Quanto à minha decisão? Direi, digo, que conquistei o direito de morrer a meu modo, sem derramamento de sangue, em Barcelona, a cidade que amo dentre tantas que conheci, no momento que escolhi, podendo tê-la antecipado ou postergado, em solidão para que ninguém possa ser acusado de haver participado em uma ação que, apesar das recentes modificações legais, impede a ação direta e impõe trâmites burocráticos que estorvam a vontade do suicida. Em 2019, no México, comprei legalmente de um veterinário o fenobarbital que hoje tomo. (Os animais podem ser mortos (killed) pelos humanos sem que isso seja um delito; os médicos não podem receitar barbitúricos nem os farmacêuticos podem vendê-lo). O pequeno frasco está nas minhas mãos há já bastante tempo, na medida em que sabia muito bem que não me precipitaria a utilizá-lo. Quando? Não quando eu sentisse vontade, mas quando a prova de realidade me impusesse certas linhas vermelhas que não me permito ultrapassar: o não reconhecimento de lugares, pessoas e espaços, a perda da faculdade de gozar da arte, do conhecimento do mundo em que vivo (política, social e economicamente), autonomia para me abastecer do que necessito, já que moro sozinho; me recuso a depender de alguém para que se ocupe de mim, o horror dos horrores!, ser levado para uma casa de repouso para idosos onde aguardaria passivamente o fim em meio a horários e companhias impostas, dores ou ossos fraturados. Nos últimos meses sofri quedas das quais me recuperei, mas que levaram ao diagnóstico neurológico de Parkinsonismo vascular; minha motricidade, especialmente das mãos, está muito limitada (não consigo, sem recorrer a abridores, abrir uma garrafa de água); até agora consegui caminhar livremente, mas não posso me imaginar viajando nem mesmo de trem a Madri, onde me sentiria tão feliz. Forneci as autorizações necessárias para a disposição do meu cadáver e a dispersão das minhas cinzas, agradecendo aos bons amigos que as executarão sem rituais fúnebres.

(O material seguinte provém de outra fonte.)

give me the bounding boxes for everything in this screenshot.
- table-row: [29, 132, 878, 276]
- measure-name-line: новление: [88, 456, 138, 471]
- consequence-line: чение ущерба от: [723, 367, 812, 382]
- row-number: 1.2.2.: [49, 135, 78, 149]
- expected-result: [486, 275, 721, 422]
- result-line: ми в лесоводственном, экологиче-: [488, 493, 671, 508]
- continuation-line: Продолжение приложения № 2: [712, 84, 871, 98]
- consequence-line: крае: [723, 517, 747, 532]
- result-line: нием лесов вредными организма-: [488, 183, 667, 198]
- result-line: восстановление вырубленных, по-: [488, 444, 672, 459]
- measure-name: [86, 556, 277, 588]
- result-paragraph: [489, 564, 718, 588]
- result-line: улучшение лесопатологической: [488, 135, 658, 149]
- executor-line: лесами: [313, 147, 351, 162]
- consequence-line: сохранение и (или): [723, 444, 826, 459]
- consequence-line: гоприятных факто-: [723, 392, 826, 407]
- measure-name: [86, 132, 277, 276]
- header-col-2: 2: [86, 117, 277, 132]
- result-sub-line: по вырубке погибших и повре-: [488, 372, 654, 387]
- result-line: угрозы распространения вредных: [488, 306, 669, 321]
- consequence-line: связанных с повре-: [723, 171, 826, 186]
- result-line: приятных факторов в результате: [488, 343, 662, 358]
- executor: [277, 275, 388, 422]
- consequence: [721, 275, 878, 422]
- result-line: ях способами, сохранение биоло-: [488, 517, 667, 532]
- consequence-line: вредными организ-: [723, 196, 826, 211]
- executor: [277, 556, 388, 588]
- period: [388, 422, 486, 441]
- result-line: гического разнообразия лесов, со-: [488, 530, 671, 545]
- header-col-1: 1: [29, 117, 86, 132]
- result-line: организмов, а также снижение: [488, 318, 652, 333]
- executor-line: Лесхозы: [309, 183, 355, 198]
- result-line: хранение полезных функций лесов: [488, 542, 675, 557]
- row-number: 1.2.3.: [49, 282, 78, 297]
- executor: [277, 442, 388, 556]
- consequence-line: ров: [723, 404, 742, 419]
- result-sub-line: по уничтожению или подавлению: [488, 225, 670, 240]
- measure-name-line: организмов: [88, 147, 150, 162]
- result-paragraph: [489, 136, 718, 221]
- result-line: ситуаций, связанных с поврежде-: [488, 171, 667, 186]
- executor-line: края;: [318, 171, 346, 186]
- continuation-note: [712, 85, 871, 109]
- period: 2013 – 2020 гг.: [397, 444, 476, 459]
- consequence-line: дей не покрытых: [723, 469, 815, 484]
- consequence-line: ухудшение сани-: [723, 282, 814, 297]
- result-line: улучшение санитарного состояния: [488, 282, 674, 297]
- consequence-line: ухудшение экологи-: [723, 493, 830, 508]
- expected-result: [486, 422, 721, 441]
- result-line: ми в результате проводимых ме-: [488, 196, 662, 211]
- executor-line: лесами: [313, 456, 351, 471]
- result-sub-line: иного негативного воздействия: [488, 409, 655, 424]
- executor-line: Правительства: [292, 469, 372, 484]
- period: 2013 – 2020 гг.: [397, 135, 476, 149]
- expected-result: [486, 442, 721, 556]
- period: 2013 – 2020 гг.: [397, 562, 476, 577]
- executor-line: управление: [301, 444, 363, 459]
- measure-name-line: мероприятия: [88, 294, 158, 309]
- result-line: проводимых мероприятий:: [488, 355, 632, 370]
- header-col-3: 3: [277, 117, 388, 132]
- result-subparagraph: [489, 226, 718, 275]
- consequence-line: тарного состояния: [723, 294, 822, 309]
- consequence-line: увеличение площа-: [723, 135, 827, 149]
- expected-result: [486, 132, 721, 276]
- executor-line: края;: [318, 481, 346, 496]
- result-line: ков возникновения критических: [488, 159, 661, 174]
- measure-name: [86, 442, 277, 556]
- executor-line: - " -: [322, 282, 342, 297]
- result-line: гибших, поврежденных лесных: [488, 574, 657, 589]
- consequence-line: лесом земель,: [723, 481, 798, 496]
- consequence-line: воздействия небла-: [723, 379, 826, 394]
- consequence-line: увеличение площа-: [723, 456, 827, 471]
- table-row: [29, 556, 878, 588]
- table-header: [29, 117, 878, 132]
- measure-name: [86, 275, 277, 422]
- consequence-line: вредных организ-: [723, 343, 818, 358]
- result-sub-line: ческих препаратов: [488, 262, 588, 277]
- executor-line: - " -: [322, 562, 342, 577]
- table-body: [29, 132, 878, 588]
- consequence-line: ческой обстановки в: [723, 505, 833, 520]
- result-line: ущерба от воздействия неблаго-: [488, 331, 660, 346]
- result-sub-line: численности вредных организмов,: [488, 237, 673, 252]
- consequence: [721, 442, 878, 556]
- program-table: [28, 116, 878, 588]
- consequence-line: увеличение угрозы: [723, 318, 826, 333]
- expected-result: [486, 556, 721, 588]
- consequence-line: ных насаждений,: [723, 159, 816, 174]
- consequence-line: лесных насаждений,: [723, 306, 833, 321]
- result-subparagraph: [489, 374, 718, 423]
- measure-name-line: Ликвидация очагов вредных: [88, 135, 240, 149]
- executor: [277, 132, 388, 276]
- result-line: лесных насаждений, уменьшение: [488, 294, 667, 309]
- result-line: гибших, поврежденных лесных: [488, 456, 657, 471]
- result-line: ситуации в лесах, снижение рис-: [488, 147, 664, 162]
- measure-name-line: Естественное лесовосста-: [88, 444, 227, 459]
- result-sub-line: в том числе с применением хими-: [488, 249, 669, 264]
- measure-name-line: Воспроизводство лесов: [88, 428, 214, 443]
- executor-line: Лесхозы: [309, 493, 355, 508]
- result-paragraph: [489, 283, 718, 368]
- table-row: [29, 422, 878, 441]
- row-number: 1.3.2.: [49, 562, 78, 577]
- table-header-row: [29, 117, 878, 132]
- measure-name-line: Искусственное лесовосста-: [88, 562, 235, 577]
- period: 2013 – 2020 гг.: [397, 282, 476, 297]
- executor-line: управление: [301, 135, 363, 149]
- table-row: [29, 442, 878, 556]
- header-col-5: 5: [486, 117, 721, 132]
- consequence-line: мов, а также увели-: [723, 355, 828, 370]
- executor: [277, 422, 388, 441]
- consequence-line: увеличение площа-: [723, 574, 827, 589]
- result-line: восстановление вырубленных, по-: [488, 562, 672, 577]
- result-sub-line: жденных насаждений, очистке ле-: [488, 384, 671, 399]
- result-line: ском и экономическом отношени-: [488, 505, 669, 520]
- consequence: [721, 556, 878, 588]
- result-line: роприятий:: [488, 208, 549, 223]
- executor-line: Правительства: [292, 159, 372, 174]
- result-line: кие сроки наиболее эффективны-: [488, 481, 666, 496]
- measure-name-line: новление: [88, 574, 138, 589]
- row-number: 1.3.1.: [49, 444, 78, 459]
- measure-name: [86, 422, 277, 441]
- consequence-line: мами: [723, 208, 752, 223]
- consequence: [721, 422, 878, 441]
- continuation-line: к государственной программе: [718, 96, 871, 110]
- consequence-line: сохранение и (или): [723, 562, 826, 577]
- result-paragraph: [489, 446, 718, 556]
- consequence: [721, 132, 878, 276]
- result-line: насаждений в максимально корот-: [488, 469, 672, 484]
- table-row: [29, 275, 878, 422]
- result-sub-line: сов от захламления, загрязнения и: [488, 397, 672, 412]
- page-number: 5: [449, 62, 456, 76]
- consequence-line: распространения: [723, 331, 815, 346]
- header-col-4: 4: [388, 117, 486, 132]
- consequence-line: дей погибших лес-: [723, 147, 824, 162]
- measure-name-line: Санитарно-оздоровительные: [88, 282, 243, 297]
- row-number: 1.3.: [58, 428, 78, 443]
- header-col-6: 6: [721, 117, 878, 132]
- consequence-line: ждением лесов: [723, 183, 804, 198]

O que tive até o dia de hoje? O gozo da vida, com aceitação dos mal-estares da velhice: pude ler e me entusiasmar com as novas ideias e com o humor swiftiano do que minha filha escreve, sofrer o pesadelo da história da qual não podemos despertar, assistir a manifestações artísticas, desfrutar de amizades, sabores, sons, paisagens, visões, filmes e, apesar de tudo, seguir escrevendo, não com a eloquência dos meus melhores anos, lutando com as palavras, cometendo uma infinidade de erros de digitação que obrigam a correções intermináveis do que agora consigo entender, desde dentro, como o estilo tardio (Edward Said), esse estilo tardio dos escritores velhos. Ainda me espera uma última revisão desta carta de despedida antes de colocar nela uma data esperando que a data não se adiante à assinatura e ao 'enviar' no email do computador.

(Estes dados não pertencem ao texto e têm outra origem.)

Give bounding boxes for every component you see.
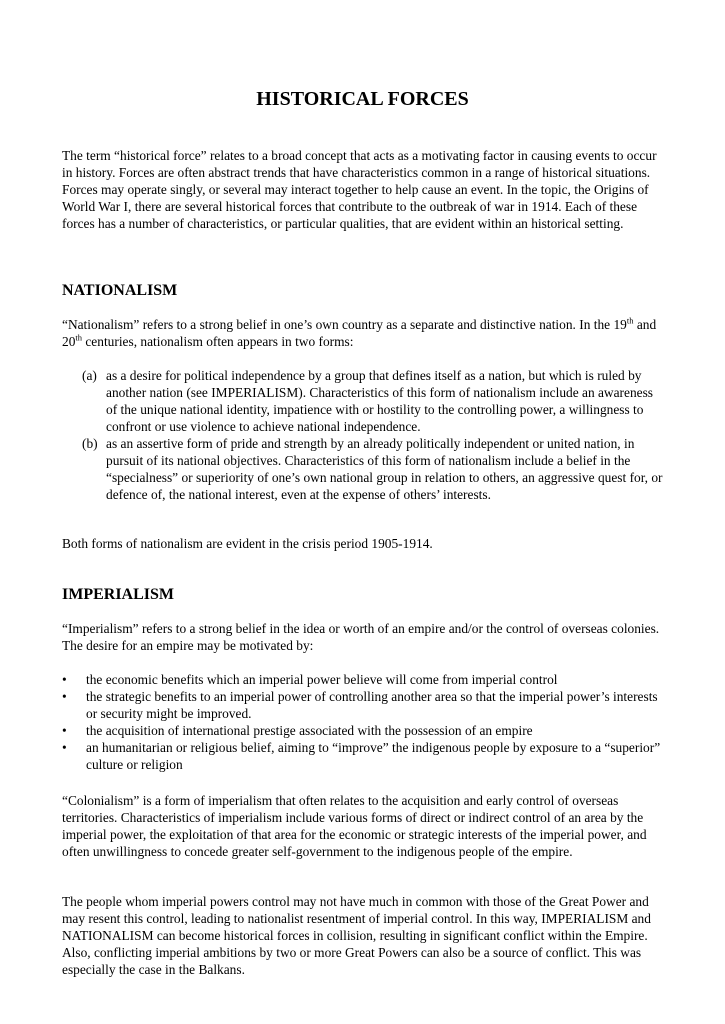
bullet-icon: •: [62, 672, 67, 687]
nationalism-form-item: [82, 367, 665, 435]
motive-text: an humanitarian or religious belief, aiming to “improve” the indigenous people by exposure to a “superior” culture or religion: [86, 740, 661, 772]
nationalism-intro-text-a: “Nationalism” refers to a strong belief in one’s own country as a separate and distinctive nation. In the 19: [62, 317, 627, 332]
intro-paragraph: The term “historical force” relates to a broad concept that acts as a motivating factor in causing events to occur in history. Forces are often abstract trends that have characteristics common in a range of historical situations. Forces may operate singly, or several may interact together to help cause an event. In the topic, the Origins of World War I, there are several historical forces that contribute to the outbreak of war in 1914. Each of these forces has a number of characteristics, or particular qualities, that are evident within an historical setting.: [62, 148, 657, 231]
motive-item: [62, 688, 665, 722]
nationalism-heading: NATIONALISM: [62, 282, 178, 299]
bullet-icon: •: [62, 723, 67, 738]
bullet-icon: •: [62, 740, 67, 755]
motive-text: the acquisition of international prestige associated with the possession of an empire: [86, 723, 533, 738]
nationalism-forms-list: [82, 367, 665, 503]
list-marker: (a): [82, 368, 97, 383]
imperialism-intro: “Imperialism” refers to a strong belief in the idea or worth of an empire and/or the control of overseas colonies. The desire for an empire may be motivated by:: [62, 621, 660, 653]
nationalism-intro-text-b: and 20: [62, 317, 657, 349]
imperialism-motives-list: [62, 671, 665, 773]
nationalism-intro: [62, 316, 665, 350]
conflict-paragraph: The people whom imperial powers control may not have much in common with those of the Great Power and may resent this control, leading to nationalist resentment of imperial control. In this way, IMPERIALISM and NATIONALISM can become historical forces in collision, resulting in significant conflict within the Empire. Also, conflicting imperial ambitions by two or more Great Powers can also be a source of conflict. This was especially the case in the Balkans.: [62, 894, 651, 977]
motive-text: the strategic benefits to an imperial power of controlling another area so that the imperial power’s interests or security might be improved.: [86, 689, 658, 721]
superscript-th-1: th: [626, 315, 634, 326]
list-marker: (b): [82, 436, 98, 451]
imperialism-heading: IMPERIALISM: [62, 586, 175, 603]
nationalism-form-text: as an assertive form of pride and strength by an already politically independent or united nation, in pursuit of its national objectives. Characteristics of this form of nationalism include a belief in the “specialness” or superiority of one’s own national group in relation to others, an aggressive quest for, or defence of, the national interest, even at the expense of others’ interests.: [106, 436, 663, 502]
motive-item: [62, 739, 665, 773]
superscript-th-2: th: [75, 332, 83, 343]
colonialism-paragraph: “Colonialism” is a form of imperialism that often relates to the acquisition and early control of overseas territories. Characteristics of imperialism include various forms of direct or indirect control of an area by the imperial power, the exploitation of that area for the economic or strategic interests of the imperial power, and often unwillingness to concede greater self-government to the indigenous people of the empire.: [62, 793, 647, 859]
motive-item: [62, 722, 665, 739]
nationalism-intro-text-c: centuries, nationalism often appears in two forms:: [82, 334, 354, 349]
nationalism-conclusion: Both forms of nationalism are evident in the crisis period 1905-1914.: [62, 536, 433, 551]
bullet-icon: •: [62, 689, 67, 704]
motive-text: the economic benefits which an imperial power believe will come from imperial control: [86, 672, 558, 687]
nationalism-form-text: as a desire for political independence by a group that defines itself as a nation, but which is ruled by another nation (see IMPERIALISM). Characteristics of this form of nationalism include an awareness of the unique national identity, impatience with or hostility to the controlling power, a willingness to confront or use violence to achieve national independence.: [106, 368, 654, 434]
nationalism-form-item: [82, 435, 665, 503]
motive-item: [62, 671, 665, 688]
page-title: HISTORICAL FORCES: [256, 88, 469, 110]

Não há nada a acrescentar: como escrevi em 1990 (Gozo), o suicídio é a forma mais retumbante da a-dicção. Daí a forçagem para passar à escrita, aqui formalizada com minha assinatura"

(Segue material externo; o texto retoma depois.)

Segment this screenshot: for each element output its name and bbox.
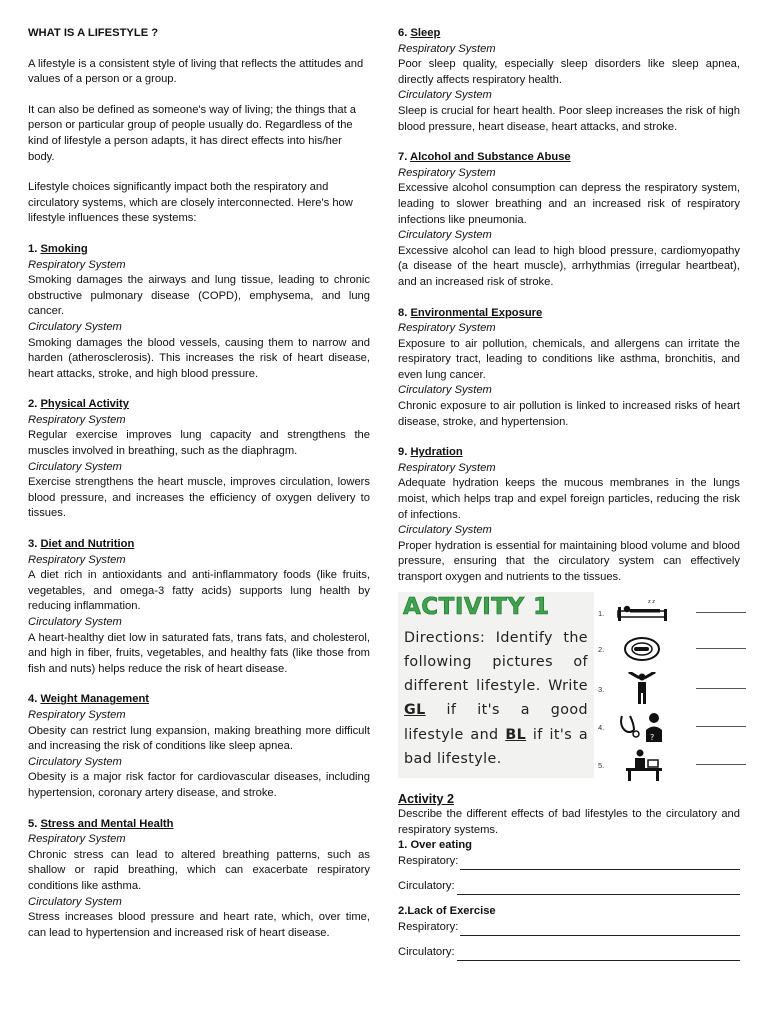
section-hydration [398, 445, 740, 585]
section-heading: Sleep [410, 27, 441, 39]
directions-text: if it's a good lifestyle and [404, 702, 588, 743]
section-number: 5. [28, 817, 38, 830]
intro-paragraph-2: It can also be defined as someone's way of living; the things that a person or particular group of people usually do. Regardless of the kind of lifestyle a person adapts, it has direct effects into his/her body. [28, 103, 357, 163]
sleeping-person-icon [614, 596, 674, 630]
activity-1-box [398, 592, 750, 780]
section-number: 9. [398, 446, 408, 459]
activity-item-5 [596, 748, 750, 782]
activity-2-instructions: Describe the different effects of bad lifestyles to the circulatory and respiratory systems. [398, 808, 740, 836]
section-diet-and-nutrition [28, 537, 370, 677]
answer-line[interactable] [696, 648, 746, 649]
circulatory-text: A heart-healthy diet low in saturated fats, trans fats, and cholesterol, and high in fiber, fruits, vegetables, and healthy fats (like those from fish and nuts) helps reduce the risk of heart disease. [28, 631, 370, 675]
activity-1-title: ACTIVITY 1 [403, 593, 550, 620]
person-at-desk-icon [614, 748, 674, 782]
circulatory-answer-line[interactable] [457, 948, 740, 961]
section-heading: Diet and Nutrition [40, 538, 135, 551]
respiratory-text: Smoking damages the airways and lung tissue, leading to chronic obstructive pulmonary disease (COPD), emphysema, and lung cancer. [28, 274, 370, 318]
doctor-stethoscope-icon [614, 710, 674, 744]
section-heading: Stress and Mental Health [40, 817, 174, 830]
circulatory-answer-line[interactable] [457, 882, 740, 895]
activity-item-2 [596, 632, 750, 666]
respiratory-label: Respiratory System [398, 461, 496, 474]
answer-line[interactable] [696, 612, 746, 613]
activity-1-panel [398, 592, 594, 778]
section-number: 4. [28, 693, 38, 706]
respiratory-label: Respiratory System [398, 322, 496, 335]
respiratory-prompt: Respiratory: [398, 855, 459, 868]
respiratory-answer-row [398, 920, 740, 936]
section-alcohol-and-substance-abuse [398, 150, 740, 290]
activity-2 [398, 792, 740, 961]
section-stress-and-mental-health [28, 817, 370, 942]
respiratory-label: Respiratory System [28, 413, 126, 426]
directions-text: if it's a bad lifestyle. [404, 726, 588, 768]
activity-item-1 [596, 596, 750, 630]
left-column [28, 26, 370, 956]
directions-text: Directions: Identify the following pictures of different lifestyle. Write [404, 629, 588, 695]
section-heading: Environmental Exposure [410, 306, 543, 319]
circulatory-label: Circulatory System [28, 755, 122, 768]
bl-code: BL [505, 726, 527, 743]
section-number: 2. [28, 398, 38, 411]
page-title: WHAT IS A LIFESTYLE ? [28, 27, 159, 39]
circulatory-text: Chronic exposure to air pollution is linked to increased risks of heart disease, stroke, and hypertension. [398, 400, 740, 428]
circulatory-prompt: Circulatory: [398, 880, 455, 893]
circulatory-label: Circulatory System [398, 229, 492, 242]
section-number: 1. [28, 242, 38, 255]
circulatory-prompt: Circulatory: [398, 945, 455, 958]
respiratory-text: Poor sleep quality, especially sleep disorders like sleep apnea, directly affects respiratory health. [398, 58, 740, 86]
respiratory-label: Respiratory System [28, 258, 126, 271]
circulatory-text: Excessive alcohol can lead to high blood pressure, cardiomyopathy (a disease of the heart muscle), arrhythmias (irregular heartbeat), and an increased risk of stroke. [398, 244, 740, 288]
respiratory-label: Respiratory System [398, 166, 496, 179]
circulatory-answer-row [398, 879, 740, 895]
respiratory-text: A diet rich in antioxidants and anti-inflammatory foods (like fruits, vegetables, and omega-3 fatty acids) supports lung health by reducing inflammation. [28, 569, 370, 613]
circulatory-text: Stress increases blood pressure and heart rate, which, over time, can lead to hypertension and increased risk of heart disease. [28, 911, 370, 939]
svg-text:z z: z z [648, 598, 655, 605]
section-sleep [398, 26, 740, 135]
exercising-person-icon [614, 672, 674, 706]
respiratory-answer-line[interactable] [460, 923, 740, 936]
question-heading: 2.Lack of Exercise [398, 904, 496, 917]
circulatory-label: Circulatory System [28, 895, 122, 908]
respiratory-text: Obesity can restrict lung expansion, making breathing more difficult and increasing the risk of conditions like sleep apnea. [28, 724, 370, 753]
item-number: 5. [598, 760, 605, 770]
answer-line[interactable] [696, 764, 746, 765]
right-column [398, 26, 740, 961]
circulatory-text: Smoking damages the blood vessels, causing them to narrow and harden (atherosclerosis). This increases the risk of heart disease, heart attacks, stroke, and high blood pressure. [28, 336, 370, 380]
section-number: 8. [398, 306, 408, 319]
section-environmental-exposure [398, 306, 740, 431]
respiratory-text: Regular exercise improves lung capacity and strengthens the muscles involved in breathing, such as the diaphragm. [28, 429, 370, 458]
circulatory-text: Proper hydration is essential for maintaining blood volume and blood pressure, ensuring that the circulatory system can effectively transport oxygen and nutrients to the tissues. [398, 539, 740, 583]
circulatory-label: Circulatory System [28, 616, 122, 628]
section-number: 6. [398, 27, 408, 39]
circulatory-label: Circulatory System [28, 460, 122, 473]
activity-item-3 [596, 672, 750, 706]
respiratory-label: Respiratory System [28, 553, 126, 566]
respiratory-label: Respiratory System [398, 42, 496, 55]
activity-2-title: Activity 2 [398, 791, 454, 806]
item-number: 3. [598, 684, 605, 694]
section-heading: Physical Activity [40, 398, 129, 411]
section-weight-management [28, 692, 370, 801]
question-heading: 1. Over eating [398, 839, 472, 852]
circulatory-label: Circulatory System [398, 384, 492, 397]
item-number: 1. [598, 608, 605, 618]
circulatory-text: Sleep is crucial for heart health. Poor sleep increases the risk of high blood pressure, heart disease, heart attacks, and stroke. [398, 104, 740, 133]
circulatory-text: Exercise strengthens the heart muscle, improves circulation, lowers blood pressure, and increases the efficiency of oxygen delivery to tissues. [28, 476, 370, 520]
item-number: 4. [598, 722, 605, 732]
intro-paragraph-3: Lifestyle choices significantly impact both the respiratory and circulatory systems, which are closely interconnected. Here's how lifestyle influences these systems: [28, 181, 353, 225]
answer-line[interactable] [696, 688, 746, 689]
section-heading: Alcohol and Substance Abuse [410, 151, 571, 164]
gl-code: GL [404, 702, 426, 719]
respiratory-label: Respiratory System [28, 708, 126, 721]
circulatory-label: Circulatory System [398, 524, 492, 537]
respiratory-text: Exposure to air pollution, chemicals, and allergens can irritate the respiratory tract, leading to conditions like asthma, bronchitis, and even lung cancer. [398, 337, 740, 381]
respiratory-label: Respiratory System [28, 833, 126, 846]
svg-text:?: ? [650, 732, 655, 742]
section-smoking [28, 242, 370, 382]
activity-item-4 [596, 710, 750, 744]
circulatory-label: Circulatory System [398, 89, 492, 102]
section-heading: Weight Management [40, 693, 150, 706]
intro-paragraph-1: A lifestyle is a consistent style of living that reflects the attitudes and values of a person or a group. [28, 57, 364, 86]
section-heading: Smoking [40, 242, 88, 255]
circulatory-label: Circulatory System [28, 320, 122, 333]
activity-1-items [596, 592, 750, 778]
section-heading: Hydration [410, 446, 463, 459]
activity-1-directions [404, 626, 588, 772]
section-number: 7. [398, 151, 408, 164]
answer-line[interactable] [696, 726, 746, 727]
food-plate-icon [614, 632, 674, 666]
respiratory-text: Excessive alcohol consumption can depress the respiratory system, leading to slower breathing and an increased risk of respiratory infections like pneumonia. [398, 182, 740, 226]
circulatory-answer-row [398, 945, 740, 961]
respiratory-prompt: Respiratory: [398, 920, 459, 933]
section-physical-activity [28, 397, 370, 522]
item-number: 2. [598, 644, 605, 654]
respiratory-answer-row [398, 854, 740, 870]
section-number: 3. [28, 538, 38, 551]
respiratory-text: Chronic stress can lead to altered breathing patterns, such as shallow or rapid breathing, which can exacerbate respiratory conditions like asthma. [28, 848, 370, 892]
respiratory-text: Adequate hydration keeps the mucous membranes in the lungs moist, which helps trap and expel foreign particles, reducing the risk of infections. [398, 477, 740, 521]
circulatory-text: Obesity is a major risk factor for cardiovascular diseases, including hypertension, coronary artery disease, and stroke. [28, 771, 370, 799]
respiratory-answer-line[interactable] [460, 857, 740, 870]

Barcelona, 7 de setembro de 2022

Néstor A. Braunstein


[1] Morte? Sou fortemente contra.

[2] https://www.journal-psychoanalysis.eu/articles/braunstein-article/

[3] "O próprio caminho rumo à morte"

[4] "Se desejas a paz, prepara-te para a guerra".

[5] "Se desejas a vida, prepara-te para a morte".

[6] "Se você quer suportar a vida, prepare-se para a morte".